Kathrin Khadra: Natürlich ist die Entwicklung der Technologie sehr komplex. Synthetische Daten in einer Qualität zu generieren, dass sie in einem medizinischen Kontext verwendet werden können, birgt sehr viele Schwierigkeiten.

Diese Technologie, dann aber noch in einen sehr risikoaversen Markt einzuführen, ist mindestens genauso schwierig. Wir mussten sehr viel Arbeit investieren, um das Vertrauen potentieller Kunden zu gewinnen.

Munich Startup: Wo möchtet Ihr in einem Jahr stehen, wo in fünf Jahren?

Kathrin Khadra: Bis nächstes Jahr wollen wir das erste Produkt für Lungen-CTs mit Tumorindikationen nach den ersten Piloten auf den Markt bringen. Danach werden wir unsere generativen Modelle weiter ausbauen. Das bedeutet, neue Körperteile wie den Kopf und Abdomen hinzuzufügen sowie weitere Bildmodalitäten wie MRT.

In etwa fünf Jahren können unsere Lösungen dann Daten für ein sehr breites Spektrum an Anwendungsfällen in der klinischen KI aber auch in der Pharmaindustrie adressieren.

„Treibende Kraft im Hintergrund“

Munich Startup: Wie habt Ihr den Startup-Standort München bisher erlebt? 

Kathrin Khadra: Jonas und ich sind quasi seit Stunde Null Teil des UnternehmerTUM-Ökosystems. Wir haben angefangen mit dem Manage and More Stipendium, unsere Idee im Xplore-Programm geschärft und jetzt vor kurzem mit Unterstützung von Xpreneurs unsere Finanzierungsrunde gemacht.

Außerdem haben wir durchgehend Unterstützung von den TUM Venture Labs.
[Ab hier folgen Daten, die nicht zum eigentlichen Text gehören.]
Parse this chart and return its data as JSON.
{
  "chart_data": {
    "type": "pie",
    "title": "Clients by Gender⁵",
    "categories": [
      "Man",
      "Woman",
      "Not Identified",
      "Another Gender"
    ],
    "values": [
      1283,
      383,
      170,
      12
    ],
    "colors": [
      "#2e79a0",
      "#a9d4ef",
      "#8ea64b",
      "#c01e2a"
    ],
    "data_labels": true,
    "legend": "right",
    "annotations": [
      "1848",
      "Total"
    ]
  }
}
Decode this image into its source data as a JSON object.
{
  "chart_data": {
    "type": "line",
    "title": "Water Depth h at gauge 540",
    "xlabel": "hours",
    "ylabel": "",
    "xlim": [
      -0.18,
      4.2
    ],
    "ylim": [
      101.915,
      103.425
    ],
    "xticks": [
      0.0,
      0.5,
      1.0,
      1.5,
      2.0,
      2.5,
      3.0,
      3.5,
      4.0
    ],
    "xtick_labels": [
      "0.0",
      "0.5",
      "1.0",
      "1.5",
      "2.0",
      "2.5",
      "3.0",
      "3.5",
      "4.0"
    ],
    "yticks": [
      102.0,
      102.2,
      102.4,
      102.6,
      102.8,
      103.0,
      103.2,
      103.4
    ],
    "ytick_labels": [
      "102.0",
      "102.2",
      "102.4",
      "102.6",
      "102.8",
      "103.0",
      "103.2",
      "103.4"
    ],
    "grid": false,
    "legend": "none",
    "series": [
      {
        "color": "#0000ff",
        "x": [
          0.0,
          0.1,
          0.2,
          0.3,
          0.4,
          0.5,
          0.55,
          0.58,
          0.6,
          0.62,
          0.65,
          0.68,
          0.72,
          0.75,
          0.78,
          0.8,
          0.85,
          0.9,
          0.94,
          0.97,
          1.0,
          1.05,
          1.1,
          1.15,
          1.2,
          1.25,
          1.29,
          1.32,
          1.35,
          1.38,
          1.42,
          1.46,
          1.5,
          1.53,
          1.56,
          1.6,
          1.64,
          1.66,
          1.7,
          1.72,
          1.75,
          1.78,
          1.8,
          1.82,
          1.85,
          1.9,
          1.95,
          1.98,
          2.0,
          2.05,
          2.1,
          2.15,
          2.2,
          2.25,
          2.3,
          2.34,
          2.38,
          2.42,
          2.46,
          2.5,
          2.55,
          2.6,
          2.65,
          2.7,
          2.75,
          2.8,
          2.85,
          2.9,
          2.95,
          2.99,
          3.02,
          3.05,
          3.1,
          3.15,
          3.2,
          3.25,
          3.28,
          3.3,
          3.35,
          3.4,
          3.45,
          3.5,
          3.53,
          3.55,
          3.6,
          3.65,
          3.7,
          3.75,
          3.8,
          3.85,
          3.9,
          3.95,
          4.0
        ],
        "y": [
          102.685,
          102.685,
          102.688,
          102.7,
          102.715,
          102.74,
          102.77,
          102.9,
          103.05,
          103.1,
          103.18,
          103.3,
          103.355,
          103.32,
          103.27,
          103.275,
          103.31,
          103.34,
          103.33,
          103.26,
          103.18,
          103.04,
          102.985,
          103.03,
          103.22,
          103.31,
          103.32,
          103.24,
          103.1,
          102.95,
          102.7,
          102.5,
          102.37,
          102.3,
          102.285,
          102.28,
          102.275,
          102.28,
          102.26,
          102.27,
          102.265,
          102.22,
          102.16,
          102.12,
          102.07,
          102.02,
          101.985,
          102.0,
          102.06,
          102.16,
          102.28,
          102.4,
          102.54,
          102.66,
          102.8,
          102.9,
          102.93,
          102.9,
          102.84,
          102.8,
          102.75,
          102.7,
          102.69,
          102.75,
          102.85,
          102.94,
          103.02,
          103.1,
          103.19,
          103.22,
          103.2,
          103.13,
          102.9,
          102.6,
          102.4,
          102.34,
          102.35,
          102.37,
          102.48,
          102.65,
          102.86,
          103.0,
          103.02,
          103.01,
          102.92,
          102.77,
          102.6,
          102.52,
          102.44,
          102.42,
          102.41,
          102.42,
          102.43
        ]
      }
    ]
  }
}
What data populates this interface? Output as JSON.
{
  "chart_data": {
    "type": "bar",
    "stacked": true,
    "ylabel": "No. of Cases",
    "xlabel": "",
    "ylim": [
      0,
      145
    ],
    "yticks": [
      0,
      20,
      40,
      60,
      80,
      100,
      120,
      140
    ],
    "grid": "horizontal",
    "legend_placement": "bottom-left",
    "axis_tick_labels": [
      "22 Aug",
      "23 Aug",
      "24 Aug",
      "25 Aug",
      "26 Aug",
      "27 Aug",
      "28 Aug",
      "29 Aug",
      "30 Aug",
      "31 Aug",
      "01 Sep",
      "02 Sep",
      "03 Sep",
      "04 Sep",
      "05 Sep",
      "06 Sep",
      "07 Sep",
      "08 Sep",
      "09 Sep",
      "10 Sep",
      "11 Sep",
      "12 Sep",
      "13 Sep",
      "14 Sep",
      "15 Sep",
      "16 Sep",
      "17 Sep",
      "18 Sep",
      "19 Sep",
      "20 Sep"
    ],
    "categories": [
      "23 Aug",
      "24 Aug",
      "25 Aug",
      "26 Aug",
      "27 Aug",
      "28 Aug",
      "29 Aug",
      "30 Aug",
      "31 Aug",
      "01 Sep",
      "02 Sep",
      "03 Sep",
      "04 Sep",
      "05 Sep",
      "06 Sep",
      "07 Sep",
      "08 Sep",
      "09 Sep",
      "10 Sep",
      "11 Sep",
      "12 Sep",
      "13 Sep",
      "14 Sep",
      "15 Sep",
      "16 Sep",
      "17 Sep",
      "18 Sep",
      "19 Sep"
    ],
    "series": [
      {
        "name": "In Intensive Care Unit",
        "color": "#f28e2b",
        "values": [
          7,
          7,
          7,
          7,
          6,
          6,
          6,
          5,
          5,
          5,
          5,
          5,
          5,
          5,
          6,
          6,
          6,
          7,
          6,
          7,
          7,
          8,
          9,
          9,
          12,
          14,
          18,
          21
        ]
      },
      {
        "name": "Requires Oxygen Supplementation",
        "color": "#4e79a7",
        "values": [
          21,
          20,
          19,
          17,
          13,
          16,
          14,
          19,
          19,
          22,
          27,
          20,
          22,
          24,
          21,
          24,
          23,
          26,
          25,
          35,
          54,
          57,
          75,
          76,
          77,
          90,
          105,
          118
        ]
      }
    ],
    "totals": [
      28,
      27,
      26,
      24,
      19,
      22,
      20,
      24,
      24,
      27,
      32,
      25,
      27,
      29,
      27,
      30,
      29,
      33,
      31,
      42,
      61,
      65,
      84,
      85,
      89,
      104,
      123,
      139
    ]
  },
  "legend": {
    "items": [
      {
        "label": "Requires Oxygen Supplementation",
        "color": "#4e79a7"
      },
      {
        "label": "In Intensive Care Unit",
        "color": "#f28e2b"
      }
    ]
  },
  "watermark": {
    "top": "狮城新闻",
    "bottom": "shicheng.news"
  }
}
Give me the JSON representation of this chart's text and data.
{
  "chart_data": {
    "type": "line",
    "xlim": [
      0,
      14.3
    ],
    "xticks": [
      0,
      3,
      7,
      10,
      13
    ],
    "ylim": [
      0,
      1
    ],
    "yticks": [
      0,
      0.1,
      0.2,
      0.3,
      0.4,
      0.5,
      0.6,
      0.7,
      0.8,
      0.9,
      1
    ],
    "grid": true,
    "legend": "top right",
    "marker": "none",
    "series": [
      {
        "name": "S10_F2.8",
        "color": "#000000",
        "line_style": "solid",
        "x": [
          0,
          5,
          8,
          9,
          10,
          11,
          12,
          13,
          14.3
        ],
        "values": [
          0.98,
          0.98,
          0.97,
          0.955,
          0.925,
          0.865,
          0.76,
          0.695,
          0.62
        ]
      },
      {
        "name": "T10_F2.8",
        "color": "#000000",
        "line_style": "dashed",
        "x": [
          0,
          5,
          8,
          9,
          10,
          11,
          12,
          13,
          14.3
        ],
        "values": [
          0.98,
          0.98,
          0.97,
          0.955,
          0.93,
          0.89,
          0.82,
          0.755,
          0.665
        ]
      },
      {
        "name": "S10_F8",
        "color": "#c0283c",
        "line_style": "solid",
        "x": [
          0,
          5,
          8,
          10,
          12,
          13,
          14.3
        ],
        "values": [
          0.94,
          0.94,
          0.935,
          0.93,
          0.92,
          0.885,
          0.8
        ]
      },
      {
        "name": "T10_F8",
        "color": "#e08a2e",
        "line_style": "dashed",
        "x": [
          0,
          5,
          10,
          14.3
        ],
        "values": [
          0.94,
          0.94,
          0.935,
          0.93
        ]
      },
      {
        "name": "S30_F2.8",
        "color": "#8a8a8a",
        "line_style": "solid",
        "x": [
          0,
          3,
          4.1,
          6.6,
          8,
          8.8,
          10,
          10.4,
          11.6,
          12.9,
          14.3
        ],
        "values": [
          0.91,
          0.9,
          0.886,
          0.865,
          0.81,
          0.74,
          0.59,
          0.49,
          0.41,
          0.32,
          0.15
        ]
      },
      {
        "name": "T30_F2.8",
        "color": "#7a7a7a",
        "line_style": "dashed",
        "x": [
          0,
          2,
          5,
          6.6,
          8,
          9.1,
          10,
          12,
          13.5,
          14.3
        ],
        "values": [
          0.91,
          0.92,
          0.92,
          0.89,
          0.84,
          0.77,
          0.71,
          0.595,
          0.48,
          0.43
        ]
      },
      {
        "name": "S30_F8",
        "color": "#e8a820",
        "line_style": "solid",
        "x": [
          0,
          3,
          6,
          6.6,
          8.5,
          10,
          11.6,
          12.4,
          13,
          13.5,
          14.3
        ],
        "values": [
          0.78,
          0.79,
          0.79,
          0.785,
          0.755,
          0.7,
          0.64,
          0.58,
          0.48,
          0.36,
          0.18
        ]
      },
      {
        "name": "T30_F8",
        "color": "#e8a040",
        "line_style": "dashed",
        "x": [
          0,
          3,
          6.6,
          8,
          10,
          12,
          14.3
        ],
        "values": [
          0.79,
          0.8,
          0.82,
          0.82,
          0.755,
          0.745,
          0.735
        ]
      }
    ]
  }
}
Antoine Leboyer, unser Mentor, hat zum Beispiel den entscheidenden Kontakt zu unserem ersten Investor gegeben.

Das Umfeld an befreundeten Gründern, die alle vor ähnlichen Herausforderungen stehen, ist unfassbar wertvoll und hilft uns immer wieder, wenn wir schwierige Entscheidungen treffen müssen.

Munich Startup: Hidden Champion oder Shooting Star? 

Kathrin Khadra: Wir wollen in erster Linie ein ernsthaftes und großes Problem lösen, sichere medizinische KI für jeden Patienten und jede Patientin. Wenn das erfordert, im Rampenlicht Aufmerksamkeit dafür zu schaffen, dann machen wir gerne den Shooting Star, ansonsten sind wir einfach die treibende Kraft im Hintergrund.